German Chancellor Angela Merkel (right) welcomes Ukrainian President Volodymyr Zelenskiy at the Chancellery in Berlin on June 18.
German Chancellor Angela Merkel (right) welcomes Ukrainian President Volodymyr Zelenskiy at the Chancellery in Berlin on June 18.

Getmanchuk says that Ukrainians "might not like Zelenskiy supporting Trump's narrative about Macron and especially Merkel, who remains the main heavyweight ally of Ukraine among world leaders."

Fesenko says he thought the exchange about European leaders "can have a negative effect, but not a critical one."

My Plane Or Yours?

Zelenskiy spent much of the call flattering Trump, calling him a "great teacher" and echoing his criticism of former U.S. Ambassador to Ukraine Marie Yovanovitch, whom Zelenskiy is quoted as calling a "bad ambassador."

The Ukrainian president also noted to the U.S. president that he had stayed at Trump Tower in New York City. And suggesting Trump make a trip to Ukraine after a scheduled trip to Poland, Zelenskiy said, "We can either take my plane and go to Ukraine or we can take your plane, which is probably much better than mine."

Taras Berezovets, a political analyst and television news presenter for a station that is supportive of former President Petro Poroshenko, whom Zelenskiy defeated in the April election, says he doesn't think Ukrainians will be disappointed in their president for appearing to yield to Trump in the phone call.

Word that Trump had frozen $250 million in aid from the Pentagon and another $141 million from the State Department meant for Ukraine earlier this month was met with shock and frustration in Kyiv, highlighting the importance Ukrainians place on U.S. support to maintain the armed forces and achieve an acceptable peace in its war-torn eastern provinces.

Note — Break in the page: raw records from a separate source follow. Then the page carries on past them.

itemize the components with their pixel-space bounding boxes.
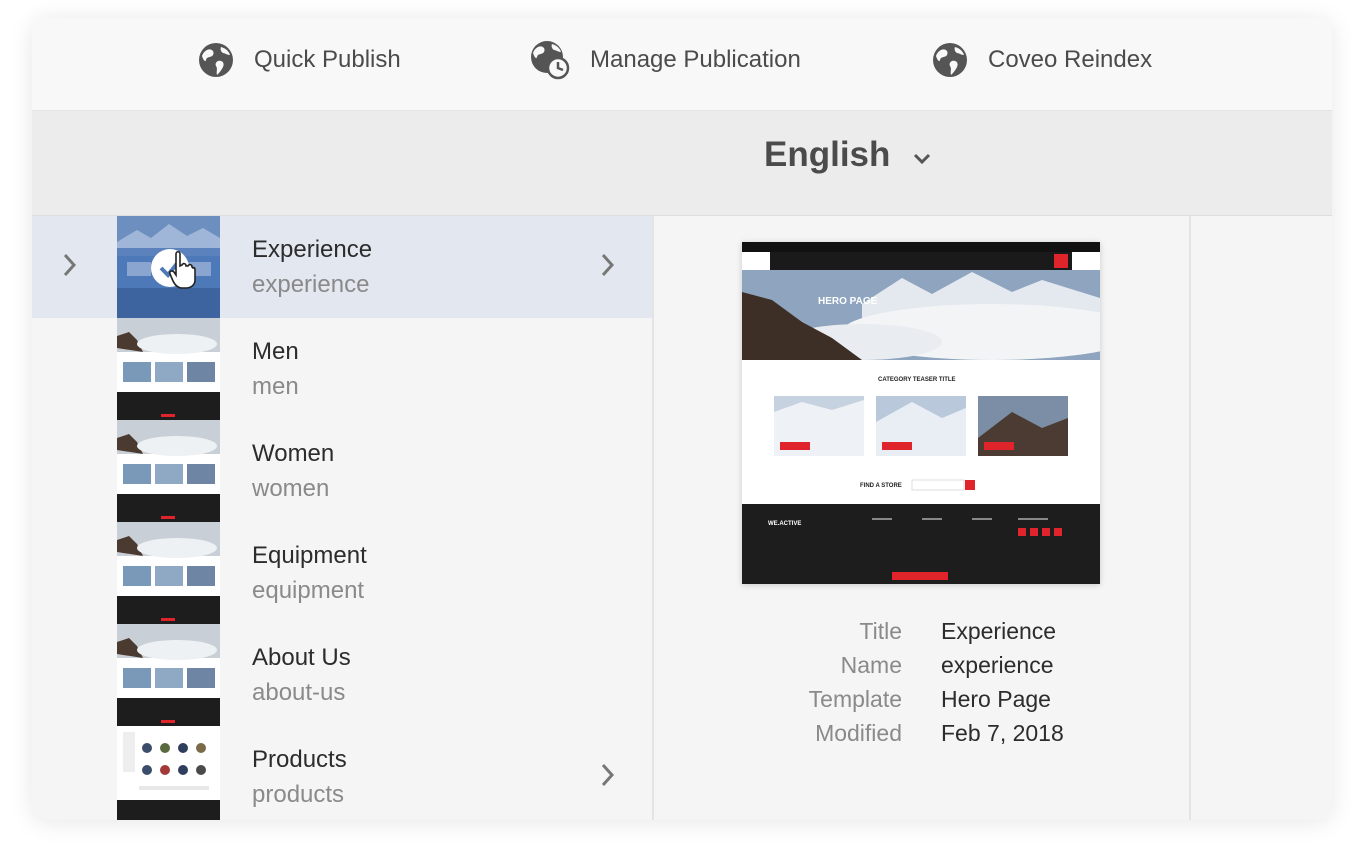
property-row-name: Name experience (654, 652, 1189, 686)
list-item-men[interactable]: Men men (32, 318, 652, 420)
chevron-right-icon[interactable] (62, 252, 78, 283)
language-selector[interactable]: English (764, 135, 932, 175)
list-item-products[interactable]: Products products (32, 726, 652, 820)
page-details-column: HERO PAGE CATEGORY TEASER TITLE FIND A S… (654, 216, 1189, 820)
list-item-women[interactable]: Women women (32, 420, 652, 522)
chevron-down-icon (912, 135, 932, 175)
page-name: men (252, 373, 299, 400)
quick-publish-label: Quick Publish (254, 46, 401, 73)
manage-publication-label: Manage Publication (590, 46, 801, 73)
quick-publish-button[interactable]: Quick Publish (198, 38, 401, 82)
globe-icon (198, 42, 234, 78)
page-thumbnail (117, 522, 220, 624)
app-window: Quick Publish Manage Publication Coveo R… (32, 18, 1332, 820)
property-label: Modified (815, 720, 902, 746)
chevron-right-icon[interactable] (600, 252, 616, 283)
empty-column (1191, 216, 1332, 820)
page-title: Equipment (252, 542, 367, 569)
page-thumbnail (117, 624, 220, 726)
language-label: English (764, 135, 891, 174)
page-name: women (252, 475, 330, 502)
list-item-equipment[interactable]: Equipment equipment (32, 522, 652, 624)
hero-text: HERO PAGE (818, 296, 878, 307)
property-label: Name (840, 652, 902, 678)
category-title: CATEGORY TEASER TITLE (878, 377, 956, 383)
page-title: About Us (252, 644, 351, 671)
language-bar: English (32, 111, 1332, 216)
page-thumbnail (117, 420, 220, 522)
property-value: Experience (941, 618, 1057, 644)
manage-publication-button[interactable]: Manage Publication (530, 38, 801, 82)
coveo-reindex-label: Coveo Reindex (988, 46, 1153, 73)
list-item-experience[interactable]: Experience experience (32, 216, 652, 318)
footer-logo: WE.ACTIVE (768, 521, 801, 527)
hand-cursor-icon (168, 250, 196, 295)
property-row-modified: Modified Feb 7, 2018 (654, 720, 1189, 754)
property-value: Feb 7, 2018 (941, 720, 1064, 746)
page-name: equipment (252, 577, 365, 604)
page-list-column: Experience experience Men men Women wome… (32, 216, 652, 820)
property-label: Template (808, 686, 902, 712)
page-title: Products (252, 746, 347, 773)
page-name: about-us (252, 679, 346, 706)
page-name: experience (252, 271, 370, 298)
property-label: Title (859, 618, 902, 644)
coveo-reindex-button[interactable]: Coveo Reindex (932, 38, 1152, 82)
globe-clock-icon (530, 40, 570, 80)
page-title: Experience (252, 236, 373, 263)
property-value: experience (941, 652, 1054, 678)
page-thumbnail (117, 318, 220, 420)
page-preview: HERO PAGE CATEGORY TEASER TITLE FIND A S… (742, 242, 1100, 584)
property-value: Hero Page (941, 686, 1051, 712)
property-row-title: Title Experience (654, 618, 1189, 652)
list-item-about-us[interactable]: About Us about-us (32, 624, 652, 726)
property-row-template: Template Hero Page (654, 686, 1189, 720)
page-name: products (252, 781, 345, 808)
globe-icon (932, 42, 968, 78)
page-thumbnail (117, 726, 220, 820)
find-store-text: FIND A STORE (860, 483, 902, 489)
action-toolbar: Quick Publish Manage Publication Coveo R… (32, 18, 1332, 111)
page-title: Women (252, 440, 335, 467)
chevron-right-icon[interactable] (600, 762, 616, 793)
page-title: Men (252, 338, 299, 365)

But little did Ukrainians know at the time that Trump, according to The Washington Post, had told his then-acting chief of staff at least one week before the July 25 call to hold back the nearly $400 million of aid.

"The call may make him look weak, but he has said he is a servant of the people," Berezovets says, suggesting that they take the man they elected into office at his word.

Natalia Gumenyuk, a journalist at Hromadske TV, wrote on Twitter that "the conversation between Zelenskiy and Trump sounded "bad, even very bad, but not catastrophic."

Across the pond, some in Washington had a different take on the situation.

U.S. Representative Marcy Kaptur, the Democratic co-chair of the Ukraine Caucus, said she thought the details disclosed in the memo could hurt Zelenskiy's domestic popularity and undermine his messages about cleaning up Ukraine's political system.

"I think President Zelenskiy has to aspire to the values and hopes of his people. He has to do a little soul searching at this point," she told RFE/RL in Washington on September 25, adding that the Ukrainian president should not have been put in the position he has found himself in by the president of the United States. "I think Zelenskiy's ratings could be hurt. He needs to pivot from this and hit a higher standard."